Which is a big part of the reason that David Crosby: Remember My Name is one of the most fascinating rock documentaries to come down the pike in quite some time. It’s much more elegiac and engaging than one may expect with such a potentially prickly subject.
Instead we meet an older man who has lived through some crazy times – and who has done some crazy things – and has come out on the other side. He has battled for decades against health and addiction problems. He’s sober now, more circumspect, and in the middle of a creative resurgence. Still, he remembers some of the many, many times that he gave in to his temptations.
“People ask me if I’ve got regrets,” Crosby said. “Yeah, I have huge regrets of the time I wasted being smashed…. I’m afraid. I’m afraid of dying. I’m real close. I don’t like it. I’d like to have more time. A lot more time.”

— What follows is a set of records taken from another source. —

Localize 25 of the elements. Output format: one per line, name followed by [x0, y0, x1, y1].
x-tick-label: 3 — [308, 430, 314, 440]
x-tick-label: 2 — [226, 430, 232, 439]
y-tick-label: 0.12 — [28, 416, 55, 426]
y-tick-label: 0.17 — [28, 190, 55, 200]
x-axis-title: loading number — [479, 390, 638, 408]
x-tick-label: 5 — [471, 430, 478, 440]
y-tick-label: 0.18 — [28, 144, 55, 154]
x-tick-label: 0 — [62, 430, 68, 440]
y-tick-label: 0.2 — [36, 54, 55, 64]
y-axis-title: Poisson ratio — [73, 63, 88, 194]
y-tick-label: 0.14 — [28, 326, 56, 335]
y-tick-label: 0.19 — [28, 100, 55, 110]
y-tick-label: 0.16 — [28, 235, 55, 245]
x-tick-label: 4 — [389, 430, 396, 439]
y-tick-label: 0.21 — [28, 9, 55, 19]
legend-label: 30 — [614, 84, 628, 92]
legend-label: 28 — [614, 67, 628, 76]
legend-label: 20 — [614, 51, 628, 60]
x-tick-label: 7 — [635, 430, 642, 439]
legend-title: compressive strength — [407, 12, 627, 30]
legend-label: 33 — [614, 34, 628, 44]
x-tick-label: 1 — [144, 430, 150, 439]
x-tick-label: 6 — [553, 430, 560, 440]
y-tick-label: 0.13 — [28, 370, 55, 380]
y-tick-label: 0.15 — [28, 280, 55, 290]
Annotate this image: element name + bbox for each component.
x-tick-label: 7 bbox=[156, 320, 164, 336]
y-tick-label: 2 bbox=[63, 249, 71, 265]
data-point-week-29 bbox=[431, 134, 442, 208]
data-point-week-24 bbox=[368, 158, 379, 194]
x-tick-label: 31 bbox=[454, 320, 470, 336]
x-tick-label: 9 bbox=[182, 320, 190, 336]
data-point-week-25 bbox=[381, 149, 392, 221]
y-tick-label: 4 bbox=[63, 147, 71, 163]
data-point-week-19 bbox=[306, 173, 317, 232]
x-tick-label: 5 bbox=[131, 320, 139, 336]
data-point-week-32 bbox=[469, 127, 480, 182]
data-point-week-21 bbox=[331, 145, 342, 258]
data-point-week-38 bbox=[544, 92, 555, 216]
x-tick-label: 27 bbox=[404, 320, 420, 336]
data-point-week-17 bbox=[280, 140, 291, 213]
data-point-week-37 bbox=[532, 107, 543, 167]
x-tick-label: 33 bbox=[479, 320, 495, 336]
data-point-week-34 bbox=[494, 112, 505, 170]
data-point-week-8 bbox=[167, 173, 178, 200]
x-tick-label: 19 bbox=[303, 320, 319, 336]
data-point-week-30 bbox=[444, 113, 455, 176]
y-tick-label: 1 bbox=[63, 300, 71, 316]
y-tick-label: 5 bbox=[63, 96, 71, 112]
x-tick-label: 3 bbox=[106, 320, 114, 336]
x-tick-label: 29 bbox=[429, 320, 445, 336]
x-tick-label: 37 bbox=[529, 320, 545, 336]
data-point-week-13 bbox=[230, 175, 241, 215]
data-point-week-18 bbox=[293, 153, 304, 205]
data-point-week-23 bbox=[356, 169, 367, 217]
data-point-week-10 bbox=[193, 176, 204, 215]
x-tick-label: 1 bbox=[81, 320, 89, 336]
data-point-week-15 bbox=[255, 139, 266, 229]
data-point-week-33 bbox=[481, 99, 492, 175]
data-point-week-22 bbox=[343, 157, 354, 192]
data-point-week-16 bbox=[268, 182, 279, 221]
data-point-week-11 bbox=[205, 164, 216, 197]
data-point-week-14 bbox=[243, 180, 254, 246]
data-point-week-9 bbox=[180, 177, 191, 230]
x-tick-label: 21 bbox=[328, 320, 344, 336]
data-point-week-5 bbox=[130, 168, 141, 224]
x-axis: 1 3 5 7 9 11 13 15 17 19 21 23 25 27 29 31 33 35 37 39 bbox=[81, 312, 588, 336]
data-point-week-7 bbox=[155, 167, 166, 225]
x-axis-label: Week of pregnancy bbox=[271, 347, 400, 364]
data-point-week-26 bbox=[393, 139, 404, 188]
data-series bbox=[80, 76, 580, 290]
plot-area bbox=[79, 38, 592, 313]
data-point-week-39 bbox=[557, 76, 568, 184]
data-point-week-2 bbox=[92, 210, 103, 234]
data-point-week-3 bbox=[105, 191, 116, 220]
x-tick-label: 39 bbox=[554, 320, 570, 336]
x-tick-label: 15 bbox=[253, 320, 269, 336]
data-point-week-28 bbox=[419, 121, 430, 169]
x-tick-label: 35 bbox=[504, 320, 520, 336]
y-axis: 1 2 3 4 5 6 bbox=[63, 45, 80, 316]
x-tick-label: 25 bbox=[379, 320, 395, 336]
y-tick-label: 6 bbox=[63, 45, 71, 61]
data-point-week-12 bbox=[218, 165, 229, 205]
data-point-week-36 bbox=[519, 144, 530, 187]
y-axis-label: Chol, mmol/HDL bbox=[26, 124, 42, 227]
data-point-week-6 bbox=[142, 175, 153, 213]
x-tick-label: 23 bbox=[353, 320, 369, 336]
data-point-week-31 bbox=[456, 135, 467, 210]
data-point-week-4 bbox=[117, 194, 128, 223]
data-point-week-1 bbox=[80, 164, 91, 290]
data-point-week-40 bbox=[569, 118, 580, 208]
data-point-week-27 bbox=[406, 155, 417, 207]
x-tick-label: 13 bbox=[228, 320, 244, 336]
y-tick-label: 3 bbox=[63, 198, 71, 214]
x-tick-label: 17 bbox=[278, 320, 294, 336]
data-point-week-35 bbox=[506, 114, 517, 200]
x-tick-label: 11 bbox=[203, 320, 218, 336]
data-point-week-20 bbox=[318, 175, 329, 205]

This kind of perceptive and personal insight comes from very thoughtful and well-researched interviews by director AJ Eaton and the film’s producer, rock critic-turned-filmmaker Cameron Crowe. They discuss all sorts of aspects of Crosby’s life; his childhood, time in The Byrds, Crosby Stills & Nash and Crosby Stills Nash & Young (Crosby insists here that the last two groups are very different as far as he is concerned), his trouble with addictions, politics and his anti-war stance, his love of sailing, the women in his life and his inability to commit to most, his relationships with his musical contemporaries (he seems to have particularly disliked Jim Morrison), performing at Woodstock, being sober, making music and touring as an aging man.
As Crosby points out, he is the only one of the members of Crosby Stills Nash & Young who never had a big solo hit. Also, it is rare that his songs were released as singles in the band. (His best known CSN songs were “Guinnevere,” “Almost Cut My Hair,” “Long Time Gone,” “Delta” and “Wooden Ships,” a co-write with Stills and Jefferson Airplane/Starship member Paul Kantner. None of those were hits.) And yet, at this point he is as active in recording and making as memorable music as any of them.
But mostly, you get the feeling that Crosby’s greatest regret is losing some of his best friends.
The chasm is so wide that the filmmakers could only use archival footage of Graham Nash and Neil Young discussing their lives with Crosby – and there are no quotes at all from Stephen Stills. (In fact, Stills is barely even mentioned here, though he is shown in a good amount of the pictures and archival footage.) As four men who have meant so much in each other’s lives, it’s sad that the filmmakers could not get any new interviews with Crosby’s former bandmates. Roger McGuinn and Chris Hillman of the Byrds, who also have their share of bad blood with Crosby, were willing to talk about him on the record here.
In fairness, Crosby takes most of the blame for the rifts. He knows he has a temper. He knows he does and says bad things. He doesn’t blame them for being angry at him. “All of the main guys that I made music with won’t even talk to me,” he tells producer Crowe, who first interviewed Crosby in 1974. “All of them. One of them hating my guts could be an accident. McGuinn, Nash, Neil and Stephen all really dislike me strongly.”
He seems to want to try to patch things up but does not know how. Graham Nash, in an interview with Paul Shaffer for Sirius XM which is excerpted here, seems to feel the same way, but worries it may be too late. Crosby Stills Nash & Young were four voices in perfect harmony, but four men who were eventually out of synch.
David Crosby has done a lot of good and a lot of bad in his life. No one is perfect, and he has been particularly imperfect. However, that is what makes Remember My Name so fascinating. David Crosby doesn’t lie, doesn’t deflect, and obviously is trying to be a better man. That makes this warts-and-all bio rather inspirational.